Bundan sonra şu anda içinde bulunduğumuz dördüncü dönem başlar. Bu dönemde Ahura Mazda’nın gücünü pekiştirecek olan Sosyant ortaya çıkacaktır. Sosyant, Hindu inancındaki Avatar’la aynı özellikleri taşır. Dünyanın sonunu getirecek ve insanların kurtuluşunu sağlayacaktır. Gökyüzünden bir at üzerinde gelecek ve kötülüğü yenerek zafere ulaşacaktır. Zerdüşt takvimine göre son Sosyant’tan önce 11 tanesi her yeni yüzyılda gelirler. Ahura Mazda’nın kendi nurundan oluşturduğu son Sosyant geldiğinde dünyanın kurtuluşu mümkün olacak ve zaman sonlanacaktır.
AHİRET İNANCI
Ölenler cennet ve cehenneme gitmeden önce Hora Dağı’nın tepesinde, Cinvat adı verilen bir köprüden geçmek zorundadırlar. Ölen kişi kötü bir Zerdüşt idiyse kıldan ince, kılıçtan keskin bir hale gelir ve cehennemde yanarak günahlarının karşılığını çeker. Eğer iyi bir Zerdüşt’se köprüyü rahatlıkla geçer. Erkekleri Hori adı verilen kızlar, kadınları Gilman adı verilen erkekler karşılar. Cennette küçük yaşta olanlar on beş yaşında, kırk yaşından büyük olanlarsa kırk yaşında olacaklar ve sonsuza kadar nimetlerden faydalanacaklardır.
İLKELER
Evrendeki düzene katılmak gereklidir. İbadetin dışında olan eylemlere odaklanmak önemlidir. Kötülüğe karşı duranlar iyilikle ödüllendirilir. İyi düşün, iyi söyle, iyi eylem yap.

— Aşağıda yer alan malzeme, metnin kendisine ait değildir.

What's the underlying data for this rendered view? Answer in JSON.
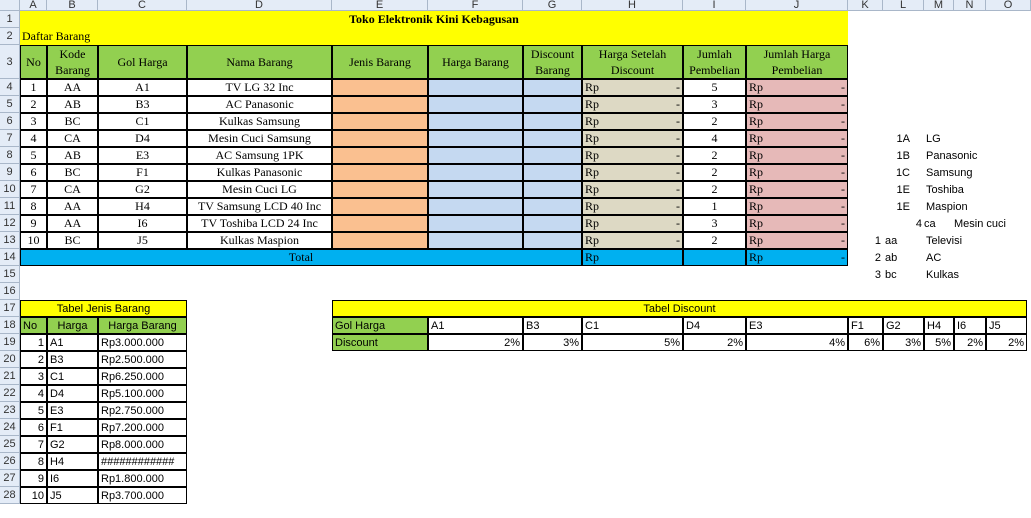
{
  "columns": [
    "A",
    "B",
    "C",
    "D",
    "E",
    "F",
    "G",
    "H",
    "I",
    "J",
    "K",
    "L",
    "M",
    "N",
    "O"
  ],
  "rows": [
    "1",
    "2",
    "3",
    "4",
    "5",
    "6",
    "7",
    "8",
    "9",
    "10",
    "11",
    "12",
    "13",
    "14",
    "15",
    "16",
    "17",
    "18",
    "19",
    "20",
    "21",
    "22",
    "23",
    "24",
    "25",
    "26",
    "27",
    "28"
  ],
  "title": "Toko Elektronik Kini Kebagusan",
  "subtitle": "Daftar Barang",
  "headers": [
    "No",
    "Kode Barang",
    "Gol Harga",
    "Nama Barang",
    "Jenis Barang",
    "Harga Barang",
    "Discount Barang",
    "Harga Setelah Discount",
    "Jumlah Pembelian",
    "Jumlah Harga Pembelian"
  ],
  "items": [
    {
      "no": "1",
      "kode": "AA",
      "gol": "A1",
      "nama": "TV LG 32 Inc",
      "jumlah": "5"
    },
    {
      "no": "2",
      "kode": "AB",
      "gol": "B3",
      "nama": "AC Panasonic",
      "jumlah": "3"
    },
    {
      "no": "3",
      "kode": "BC",
      "gol": "C1",
      "nama": "Kulkas Samsung",
      "jumlah": "2"
    },
    {
      "no": "4",
      "kode": "CA",
      "gol": "D4",
      "nama": "Mesin Cuci Samsung",
      "jumlah": "4"
    },
    {
      "no": "5",
      "kode": "AB",
      "gol": "E3",
      "nama": "AC Samsung 1PK",
      "jumlah": "2"
    },
    {
      "no": "6",
      "kode": "BC",
      "gol": "F1",
      "nama": "Kulkas Panasonic",
      "jumlah": "2"
    },
    {
      "no": "7",
      "kode": "CA",
      "gol": "G2",
      "nama": "Mesin Cuci LG",
      "jumlah": "2"
    },
    {
      "no": "8",
      "kode": "AA",
      "gol": "H4",
      "nama": "TV Samsung LCD 40 Inc",
      "jumlah": "1"
    },
    {
      "no": "9",
      "kode": "AA",
      "gol": "I6",
      "nama": "TV Toshiba LCD 24 Inc",
      "jumlah": "3"
    },
    {
      "no": "10",
      "kode": "BC",
      "gol": "J5",
      "nama": "Kulkas Maspion",
      "jumlah": "2"
    }
  ],
  "currency": "Rp",
  "dash": "-",
  "total_label": "Total",
  "side_list": [
    {
      "code": "1A",
      "name": "LG"
    },
    {
      "code": "1B",
      "name": "Panasonic"
    },
    {
      "code": "1C",
      "name": "Samsung"
    },
    {
      "code": "1E",
      "name": "Toshiba"
    },
    {
      "code": "1E",
      "name": "Maspion"
    },
    {
      "num": "4",
      "code": "ca",
      "name": "Mesin cuci"
    },
    {
      "num": "1",
      "code": "aa",
      "name": "Televisi"
    },
    {
      "num": "2",
      "code": "ab",
      "name": "AC"
    },
    {
      "num": "3",
      "code": "bc",
      "name": "Kulkas"
    }
  ],
  "jenis_table": {
    "title": "Tabel Jenis Barang",
    "headers": [
      "No",
      "Harga",
      "Harga Barang"
    ],
    "rows": [
      {
        "no": "1",
        "gol": "A1",
        "harga": "Rp3.000.000"
      },
      {
        "no": "2",
        "gol": "B3",
        "harga": "Rp2.500.000"
      },
      {
        "no": "3",
        "gol": "C1",
        "harga": "Rp6.250.000"
      },
      {
        "no": "4",
        "gol": "D4",
        "harga": "Rp5.100.000"
      },
      {
        "no": "5",
        "gol": "E3",
        "harga": "Rp2.750.000"
      },
      {
        "no": "6",
        "gol": "F1",
        "harga": "Rp7.200.000"
      },
      {
        "no": "7",
        "gol": "G2",
        "harga": "Rp8.000.000"
      },
      {
        "no": "8",
        "gol": "H4",
        "harga": "############"
      },
      {
        "no": "9",
        "gol": "I6",
        "harga": "Rp1.800.000"
      },
      {
        "no": "10",
        "gol": "J5",
        "harga": "Rp3.700.000"
      }
    ]
  },
  "discount_table": {
    "title": "Tabel Discount",
    "row1_label": "Gol Harga",
    "row2_label": "Discount",
    "codes": [
      "A1",
      "B3",
      "C1",
      "D4",
      "E3",
      "F1",
      "G2",
      "H4",
      "I6",
      "J5"
    ],
    "values": [
      "2%",
      "3%",
      "5%",
      "2%",
      "4%",
      "6%",
      "3%",
      "5%",
      "2%",
      "2%"
    ]
  }
}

Zerdüşt inancında daima kötülüğe karşı iyilikle karşılık verilmesi gerekir. Bu bir anlamda Ahura Mazda’nın yanında yer almak demektir. Bu dinde cinsel ilişki sevap olarak kabul edilir. Her birleşme 1000 kötü varlığın yok olmasını sağlar. Akraba evlilikleri desteklenir. Akraba evliliklerinin Antik dünyanın bir parçası olduğunu düşünürsek, Zerdüşt inancının doğduğu dönemdeki toplumsal normları içine aldığını söyleyebiliriz.
RİTÜELLER VE İBADETLER
Zerdüşt inancında tapınakta “ateşgede” içinde bulunan ateş sunağı sürekli yanar. Bu ateş, tanrının soluğudur ve her şeyi temizler. Bu nedenle ateşi temiz tutmak gerekir. Ateşgâhlara girmeden önce abdest alınır.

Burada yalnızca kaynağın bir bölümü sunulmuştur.